The orphan explained that he was able to go to school when the American photographer showed up, but had to work in the 110-degree heat otherwise. Then the boy lifted his shirt to show Hammar what happened when he didn't work hard enough.

Hammar returned to New Delhi to discuss the story with his professors, who argued with each other as to whether Hammar was ready for the piece. He had photographic talent but no reporting experience.

He needed to shadow Dickinson in the Yamuna Bazaar.

The two of them climbed a concrete wall to see the park below. Dickinson stayed up there, giving Hammar some time to take in the men, needles and garbage. Dickinson still needed his wide shot. But then he saw some men talking and went over to shoot them. Hammar was fine with staying on the wall.

He saw men in huddles smoking heroin. Injecting heroin. He saw a junkie walking, almost carrying, another toward the medical tent. Then he dropped down off the wall to get closer.

Right away, he looked to his left, and saw the man who had been helped across the park. He was lying down. Not moving. In trouble. Hammar tried to somehow yell across the park to Dickinson in a whisper so as to not alarm the addicts.

Dickinson looked back at him.

"What?"

"Do you want to shoot this?"

He pointed at the man.

Dickinson climbed a staircase and shot down on the man, who seemed to be trying to swat flies from his face, but then began to turn over to face the sky.

Hammar wanted to pull his camera out, but knew this was Dickinson's story, and the addicts were starting to notice and to shout.
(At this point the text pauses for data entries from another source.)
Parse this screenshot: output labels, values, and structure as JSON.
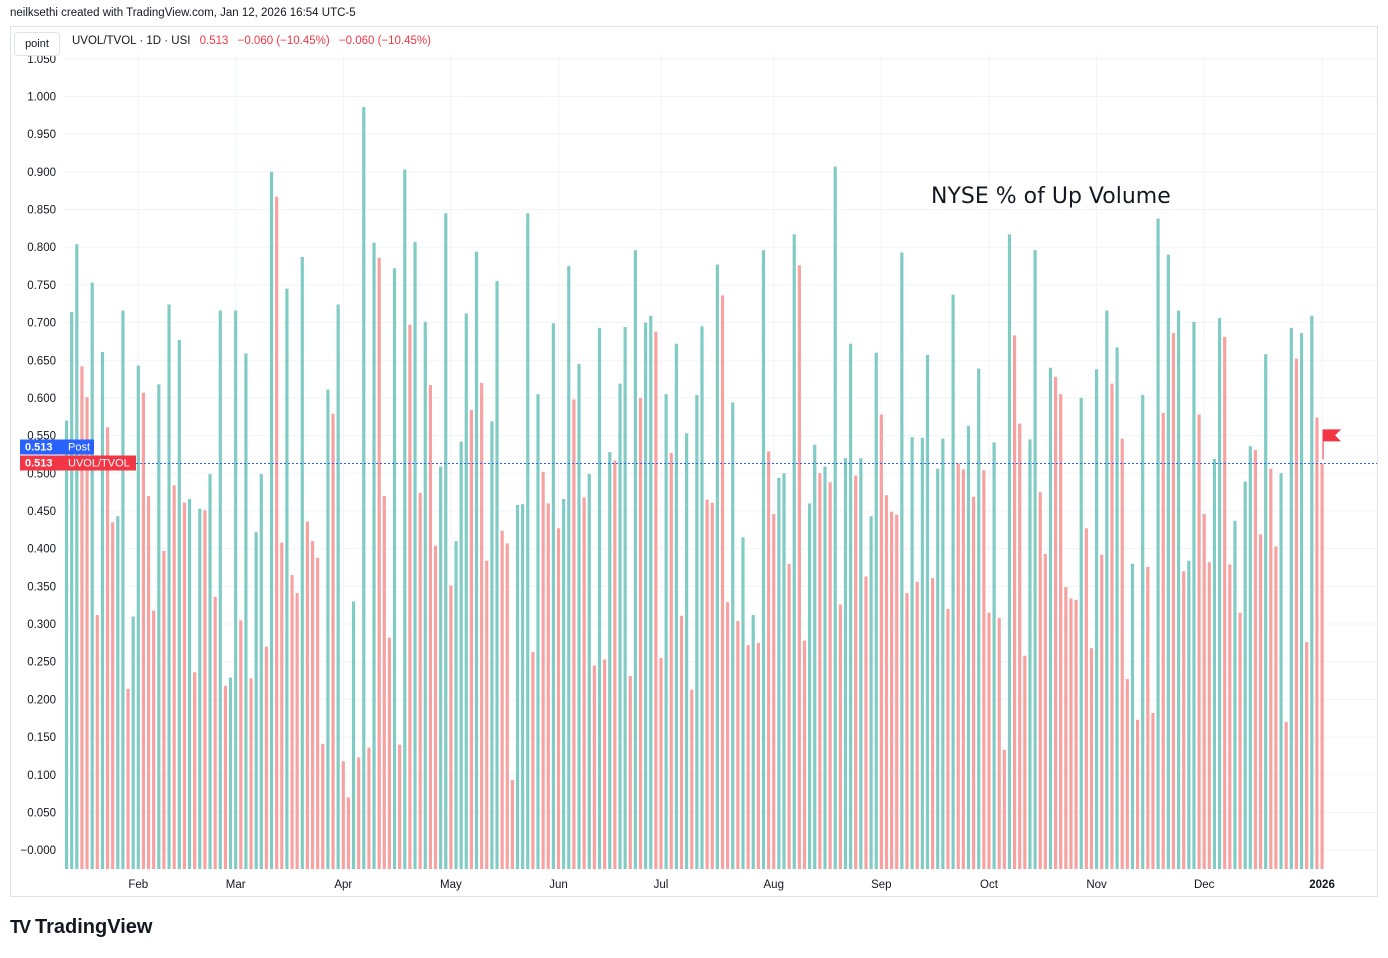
{
  "header": {
    "credit": "neilksethi created with TradingView.com, Jan 12, 2026 16:54 UTC-5",
    "point_label": "point",
    "symbol_line": "UVOL/TVOL · 1D · USI",
    "value": "0.513",
    "change1": "−0.060 (−10.45%)",
    "change2": "−0.060 (−10.45%)"
  },
  "price_labels": [
    {
      "value": "0.513",
      "name": "Post",
      "color": "#2962ff"
    },
    {
      "value": "0.513",
      "name": "UVOL/TVOL",
      "color": "#f23645"
    }
  ],
  "brand": {
    "logo": "TV",
    "name": "TradingView"
  },
  "colors": {
    "up": "#80cbc4",
    "down": "#f7a1a1",
    "grid": "#f0f3fa",
    "last_line": "#2962ff",
    "flag": "#f23645"
  },
  "chart_data": {
    "type": "bar",
    "title": "NYSE % of Up Volume",
    "ylim": [
      -0.025,
      1.055
    ],
    "yticks": [
      "1.050",
      "1.000",
      "0.950",
      "0.900",
      "0.850",
      "0.800",
      "0.750",
      "0.700",
      "0.650",
      "0.600",
      "0.550",
      "0.500",
      "0.450",
      "0.400",
      "0.350",
      "0.300",
      "0.250",
      "0.200",
      "0.150",
      "0.100",
      "0.050",
      "−0.000"
    ],
    "ytick_values": [
      1.05,
      1.0,
      0.95,
      0.9,
      0.85,
      0.8,
      0.75,
      0.7,
      0.65,
      0.6,
      0.55,
      0.5,
      0.45,
      0.4,
      0.35,
      0.3,
      0.25,
      0.2,
      0.15,
      0.1,
      0.05,
      0.0
    ],
    "xtick_labels": [
      "Feb",
      "Mar",
      "Apr",
      "May",
      "Jun",
      "Jul",
      "Aug",
      "Sep",
      "Oct",
      "Nov",
      "Dec",
      "2026"
    ],
    "xtick_index": [
      14,
      33,
      54,
      75,
      96,
      116,
      138,
      159,
      180,
      201,
      222,
      245
    ],
    "last_value": 0.513,
    "values": [
      0.57,
      0.714,
      0.804,
      0.642,
      0.601,
      0.753,
      0.312,
      0.661,
      0.561,
      0.435,
      0.443,
      0.716,
      0.214,
      0.31,
      0.643,
      0.607,
      0.47,
      0.318,
      0.618,
      0.397,
      0.724,
      0.484,
      0.677,
      0.461,
      0.466,
      0.236,
      0.453,
      0.451,
      0.499,
      0.336,
      0.716,
      0.218,
      0.229,
      0.716,
      0.305,
      0.659,
      0.228,
      0.422,
      0.499,
      0.27,
      0.9,
      0.867,
      0.408,
      0.745,
      0.365,
      0.341,
      0.787,
      0.436,
      0.41,
      0.388,
      0.141,
      0.611,
      0.579,
      0.724,
      0.118,
      0.07,
      0.33,
      0.123,
      0.986,
      0.136,
      0.806,
      0.786,
      0.47,
      0.282,
      0.772,
      0.14,
      0.903,
      0.697,
      0.807,
      0.474,
      0.701,
      0.617,
      0.404,
      0.509,
      0.845,
      0.351,
      0.41,
      0.542,
      0.712,
      0.584,
      0.794,
      0.62,
      0.384,
      0.569,
      0.755,
      0.424,
      0.407,
      0.093,
      0.458,
      0.459,
      0.845,
      0.263,
      0.605,
      0.502,
      0.46,
      0.699,
      0.427,
      0.466,
      0.775,
      0.598,
      0.645,
      0.468,
      0.499,
      0.245,
      0.693,
      0.253,
      0.528,
      0.517,
      0.619,
      0.694,
      0.231,
      0.796,
      0.6,
      0.7,
      0.709,
      0.688,
      0.255,
      0.605,
      0.527,
      0.672,
      0.311,
      0.553,
      0.213,
      0.604,
      0.695,
      0.465,
      0.461,
      0.777,
      0.736,
      0.329,
      0.594,
      0.304,
      0.415,
      0.272,
      0.312,
      0.275,
      0.796,
      0.529,
      0.446,
      0.494,
      0.5,
      0.38,
      0.817,
      0.776,
      0.278,
      0.46,
      0.538,
      0.5,
      0.509,
      0.488,
      0.907,
      0.326,
      0.52,
      0.672,
      0.497,
      0.52,
      0.363,
      0.443,
      0.66,
      0.578,
      0.471,
      0.449,
      0.445,
      0.793,
      0.341,
      0.548,
      0.356,
      0.547,
      0.657,
      0.361,
      0.506,
      0.546,
      0.32,
      0.737,
      0.513,
      0.505,
      0.563,
      0.469,
      0.639,
      0.504,
      0.315,
      0.541,
      0.308,
      0.133,
      0.817,
      0.683,
      0.566,
      0.258,
      0.545,
      0.796,
      0.475,
      0.393,
      0.64,
      0.628,
      0.605,
      0.349,
      0.334,
      0.332,
      0.6,
      0.427,
      0.268,
      0.638,
      0.392,
      0.716,
      0.619,
      0.667,
      0.546,
      0.227,
      0.38,
      0.173,
      0.604,
      0.376,
      0.182,
      0.838,
      0.58,
      0.79,
      0.686,
      0.716,
      0.37,
      0.384,
      0.701,
      0.578,
      0.446,
      0.382,
      0.519,
      0.706,
      0.681,
      0.379,
      0.437,
      0.315,
      0.489,
      0.536,
      0.531,
      0.419,
      0.658,
      0.506,
      0.403,
      0.5,
      0.17,
      0.693,
      0.652,
      0.686,
      0.276,
      0.709,
      0.574,
      0.513
    ]
  }
}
Dickinson talked to the men as much as he used the camera.

Hammar saw the man reach up toward Dickinson on the staircase. And that was the last thing he did before he died.

"The whole time, Dickinson was in the middle of it all," Hammar said. "He was taking pictures and trying to communicate with the addicts and assessing the situation. The whole time, he had this look of sincerity on his face that I've never seen from Dickinson before. It made me admire how he does what he does."